This interview with Succumb complements issue 104‘s The Flenser label profile, pages 106-107.
The Flenser will end the year with their most crushing release, the second album by San Francisco death metallers Succumb. A creeping, crawling and obliteratingly heavy opus which surpasses their self-titled 2017 debut just when we thought they couldn’t get heavier and darker still, XXI made the choice of Flenser band to interview very easy indeed, so José Carlos Santos called guitarist Derek Webster and vocalist Cheri Musrasrik to chat about it.

“To me, death metal should always be about striving to push your creative vision to its absolute limit with each release you put out,” Succumb guitarist Derek offers, and while there might be many definitions of death metal that are valid, this is one of the best, and already goes a long way to explain how this is one of the most exciting acts pushing the genre envelope these days. “With XXI, we wanted to create a more chaotic, harrowing listening experience while streamlining the song structures to make the songs leaner and a lot tighter,” he says about the new album, to which we can only say, well, mission accomplished, dude. The first album already sounded like a world-ending cataclysm, but it turns out that was just Succumb warming up. “I would say that the first one still has a lot of remnants of our demo-era sound,” he says. “Now I’m allowing myself to more freely explore ideas I purposefully suppressed on the debut. Specifically, I wanted to further blend my roots in grindcore and brutal death metal into our sound, so in a way I was unbuckling my belt and letting that brutal gut breathe.” It’s also nice to have a label that allows you some gut space. “We feel very fortunate to be involved in a label that seeks out music that thinks outside of the box,” Derek says. “Considering that we’re the only death metal band on this roster, it’s really cool that they took a chance with us.”

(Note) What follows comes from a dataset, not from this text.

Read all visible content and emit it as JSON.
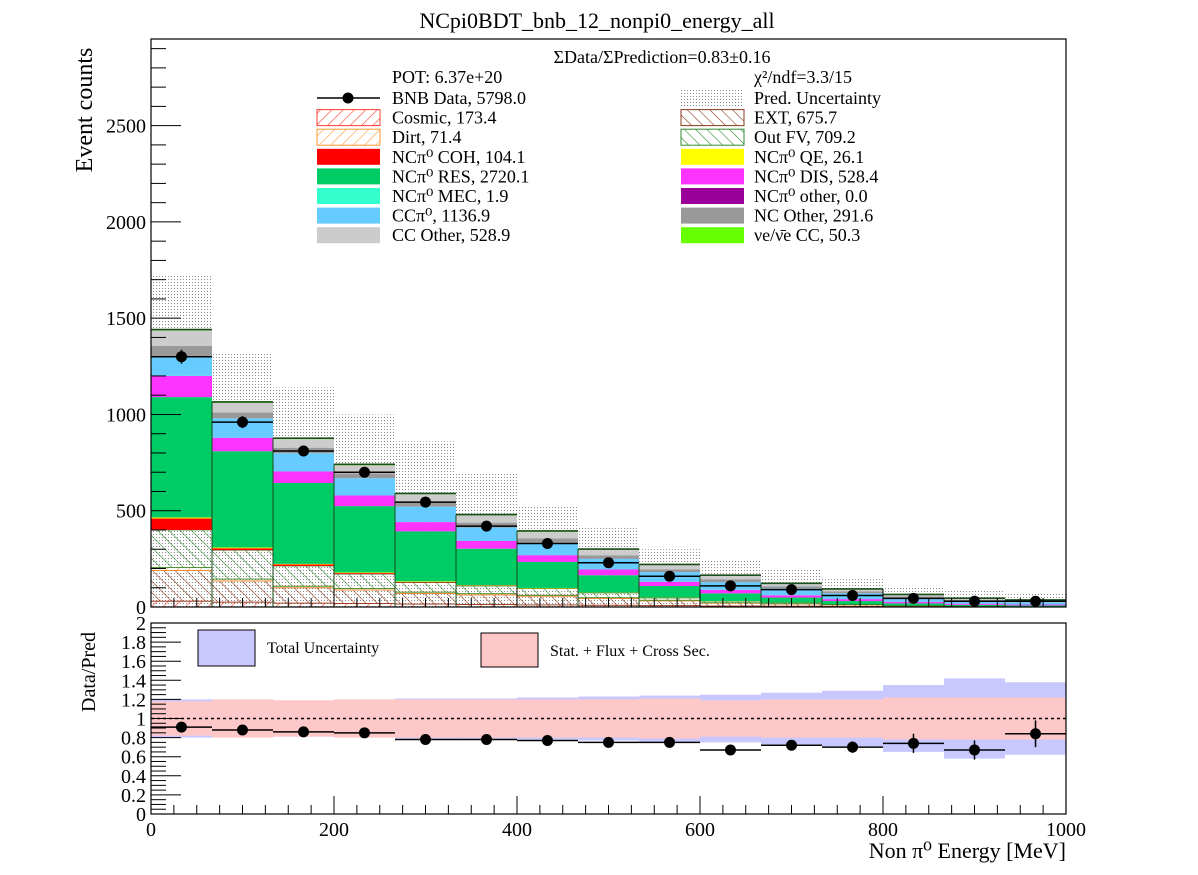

Of course, one of the main highlights in any Succumb album or song is Cheri Musrasrik, a paint-peeling throat demon like few others, so we asked her some mumbled question about lyrics and hid before she started breathing fire or spewing sulphur or something. She’s actually very nice, though. “Thank you for the kind words!” she laughs, after being called a demon. “The record is an exploration of the four elements and their related mythologies. Lilim is about the demon spawn born to Lillith, a being created from the dust and sediment of the earth. Maenad is about the cult of Dionysus and intoxication with a substance that is of the earth. Okeanos is centred on the origin of the gods of water. Smoke refers to the ritual dismemberment and cooking with fire of the body of Dionysus. After reading Frater Achad’s Qabalistic interpretation of Parzival called The Chalice of Ecstasy I wanted to write Graal; a song about a vessel that holds a divine liquid. Aither is about our cosmogony. Soma is about fly agaric mushrooms and their use to enter another realm. 8 Trigrams talks about the Boxer Rebellion an anti-Western, anti-Christian uprising that sought to protect the customs of respecting ancestors and nature deities.” So now you know.